40% of Couples Don’t Know How Much Their Partner Makes — Here’s Why That’s Bad
For many, this may seem perfectly understandable, but there are some serious repercussions from being unaware of how much your partner makes, and it has nothing to do with manners. Not knowing what your partner makes can have significant consequences on financial planning, paying down debt, and your relationship’s overall health, financial and otherwise.
Nobody likes to talk about money. Many people find it embarrassing or shameful, even uncouth or ill-mannered, to talk about their finances, how much they make or how little. The concern of being judged is palpable. So much so, that a recent survey showed about 40% of people in serious, long-term relationships couldn’t even ballpark their partners’ salaries.

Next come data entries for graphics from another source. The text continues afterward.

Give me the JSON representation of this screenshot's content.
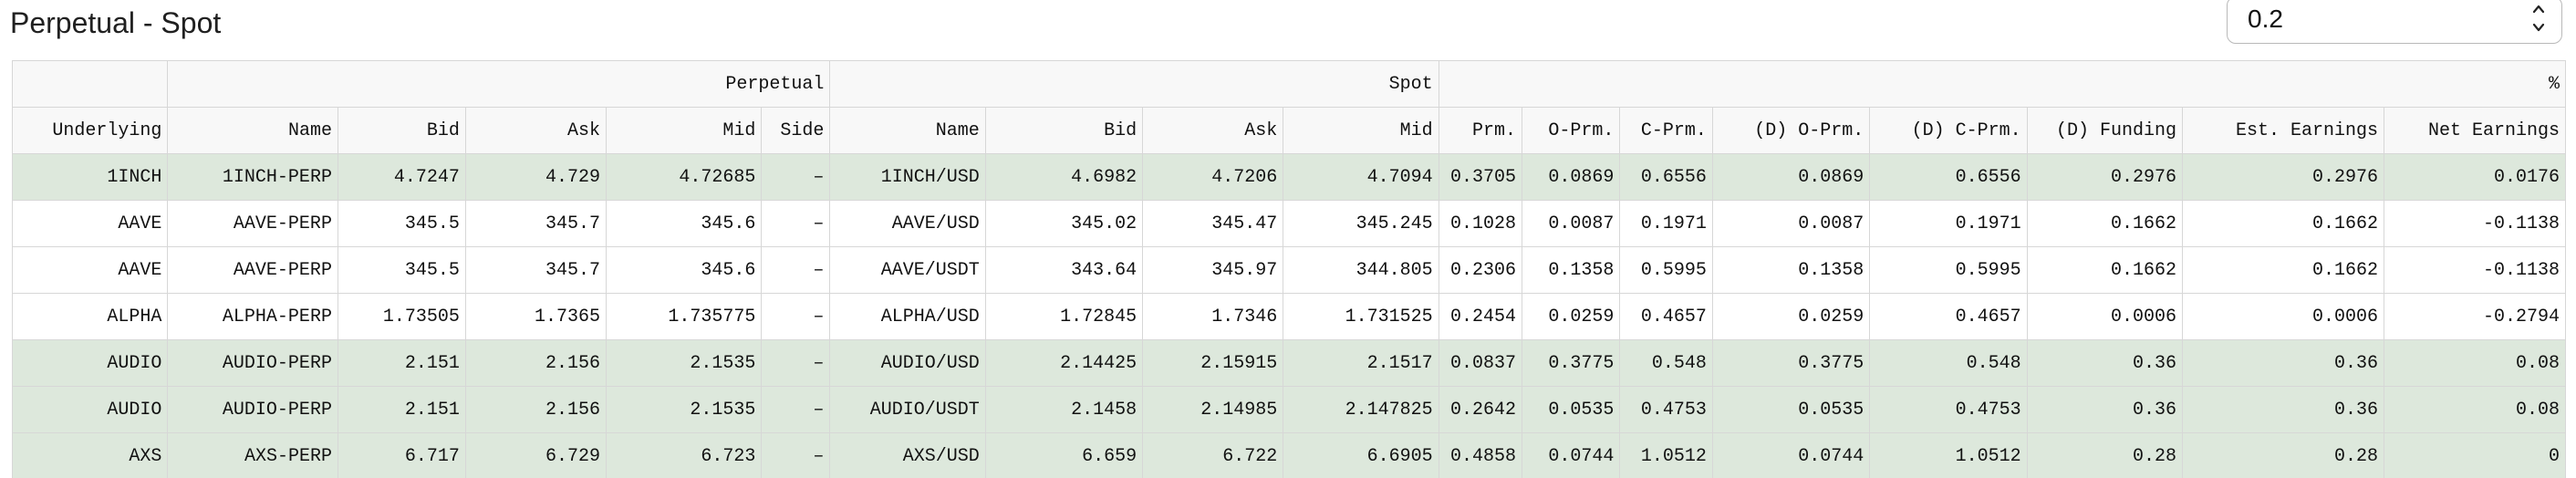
{
  "page": {
    "title": "Perpetual - Spot",
    "threshold_value": "0.2"
  },
  "table": {
    "group_headers": {
      "perpetual": "Perpetual",
      "spot": "Spot",
      "percent": "%"
    },
    "columns": [
      "Underlying",
      "Name",
      "Bid",
      "Ask",
      "Mid",
      "Side",
      "Name",
      "Bid",
      "Ask",
      "Mid",
      "Prm.",
      "O-Prm.",
      "C-Prm.",
      "(D) O-Prm.",
      "(D) C-Prm.",
      "(D) Funding",
      "Est. Earnings",
      "Net Earnings"
    ],
    "rows": [
      {
        "highlight": true,
        "cells": [
          "1INCH",
          "1INCH-PERP",
          "4.7247",
          "4.729",
          "4.72685",
          "–",
          "1INCH/USD",
          "4.6982",
          "4.7206",
          "4.7094",
          "0.3705",
          "0.0869",
          "0.6556",
          "0.0869",
          "0.6556",
          "0.2976",
          "0.2976",
          "0.0176"
        ]
      },
      {
        "highlight": false,
        "cells": [
          "AAVE",
          "AAVE-PERP",
          "345.5",
          "345.7",
          "345.6",
          "–",
          "AAVE/USD",
          "345.02",
          "345.47",
          "345.245",
          "0.1028",
          "0.0087",
          "0.1971",
          "0.0087",
          "0.1971",
          "0.1662",
          "0.1662",
          "-0.1138"
        ]
      },
      {
        "highlight": false,
        "cells": [
          "AAVE",
          "AAVE-PERP",
          "345.5",
          "345.7",
          "345.6",
          "–",
          "AAVE/USDT",
          "343.64",
          "345.97",
          "344.805",
          "0.2306",
          "0.1358",
          "0.5995",
          "0.1358",
          "0.5995",
          "0.1662",
          "0.1662",
          "-0.1138"
        ]
      },
      {
        "highlight": false,
        "cells": [
          "ALPHA",
          "ALPHA-PERP",
          "1.73505",
          "1.7365",
          "1.735775",
          "–",
          "ALPHA/USD",
          "1.72845",
          "1.7346",
          "1.731525",
          "0.2454",
          "0.0259",
          "0.4657",
          "0.0259",
          "0.4657",
          "0.0006",
          "0.0006",
          "-0.2794"
        ]
      },
      {
        "highlight": true,
        "cells": [
          "AUDIO",
          "AUDIO-PERP",
          "2.151",
          "2.156",
          "2.1535",
          "–",
          "AUDIO/USD",
          "2.14425",
          "2.15915",
          "2.1517",
          "0.0837",
          "0.3775",
          "0.548",
          "0.3775",
          "0.548",
          "0.36",
          "0.36",
          "0.08"
        ]
      },
      {
        "highlight": true,
        "cells": [
          "AUDIO",
          "AUDIO-PERP",
          "2.151",
          "2.156",
          "2.1535",
          "–",
          "AUDIO/USDT",
          "2.1458",
          "2.14985",
          "2.147825",
          "0.2642",
          "0.0535",
          "0.4753",
          "0.0535",
          "0.4753",
          "0.36",
          "0.36",
          "0.08"
        ]
      },
      {
        "highlight": true,
        "cells": [
          "AXS",
          "AXS-PERP",
          "6.717",
          "6.729",
          "6.723",
          "–",
          "AXS/USD",
          "6.659",
          "6.722",
          "6.6905",
          "0.4858",
          "0.0744",
          "1.0512",
          "0.0744",
          "1.0512",
          "0.28",
          "0.28",
          "0"
        ]
      }
    ]
  }
}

Why do you Need to Know Your Partner’s Income?
On a basic level, if you want to put a label on it, a relationship is a partnership. We all know this cliche. And in any partnership, transparency is vital. They say relationships are built on trust, and one way to build that trust is transparency. This isn’t to say that you should forgo daily niceties in the name of brutal honesty but building a financial future with someone requires trust and knowing what you have to build that future with, whether that’s a healthy chunk of savings or a load of student loan debt.
The first step in any financial plan, any sort of planning at all, is evaluation. You need to know what you’re working with. How can you expect to create a financial plan without knowing what you have in terms of debt, savings, and expenses? Talking to your partner about your income, your debt, your savings, and your credit score allows the two of you to create a solid financial plan with all the information.
Planning on getting a new car? Maybe you want a bigger place, or to buy your first home, maybe you want to have kids, or you’re trying to figure out a retirement plan, or perhaps you want to go back to school? Any of these will incur significant financial costs that will affect you both. Starting from an informed, well-thought-out position will increase your chances of success and can dramatically reduce stress on you and your relationship.
Why Talking About your Finances with Your Partner is a Good Thing
Twenty percent of couples say that money issues are the leading cause of strain on their relationship, while 84% of couples who said that money is not an issue in their relationship claimed to communicate about their finances regularly. Communication is a good foundation for any relationship, and talking about money is no exception. Organizing finances is stressful, and it’s doubly stressful if you’re hiding things, likewise, it’s stressful being in the dark, always uncertain about your household’s finances.
Being able to speak to your partner about money allows you to share that burden and help each other (what a novel idea in a partnership!) carry the responsibility. It can also allow for vulnerability between you and your partner, which helps build strength and trust.
How do you Talk to your Partner about Income?
There’s no easy way for two people to talk about things that make them uncomfortable, and it takes two willing participants. Start small. Set a regular time for the two of you to talk about your finances, whether that’s once a month or once every other month. You can schedule it around something fun or enjoyable, if that makes it easier for you, game night, movie night, ice cream, pizza, whatever helps you both lower your guard and feel comfortable. While an expensive dinner out may not be the vibe when discussing finances, takeaway burgers in your PJs might. Do what works for you as a couple.
Also, don’t be afraid to ask for help. Often, our biggest fears come when we don’t know what we’re doing, that can be exacerbated in financial situations. Calling on the help of an expert can help alleviate fears and uncertainties, if either you or your partner are struggling to make headway with the conversation.
Talking about money is hard. It makes us self-conscious and awkward. But simply avoiding financial discussions because of that isn’t the answer. Talking about money with your partner can help alleviate financial stress, and it allows you to form a carefully considered financial plan for your future together.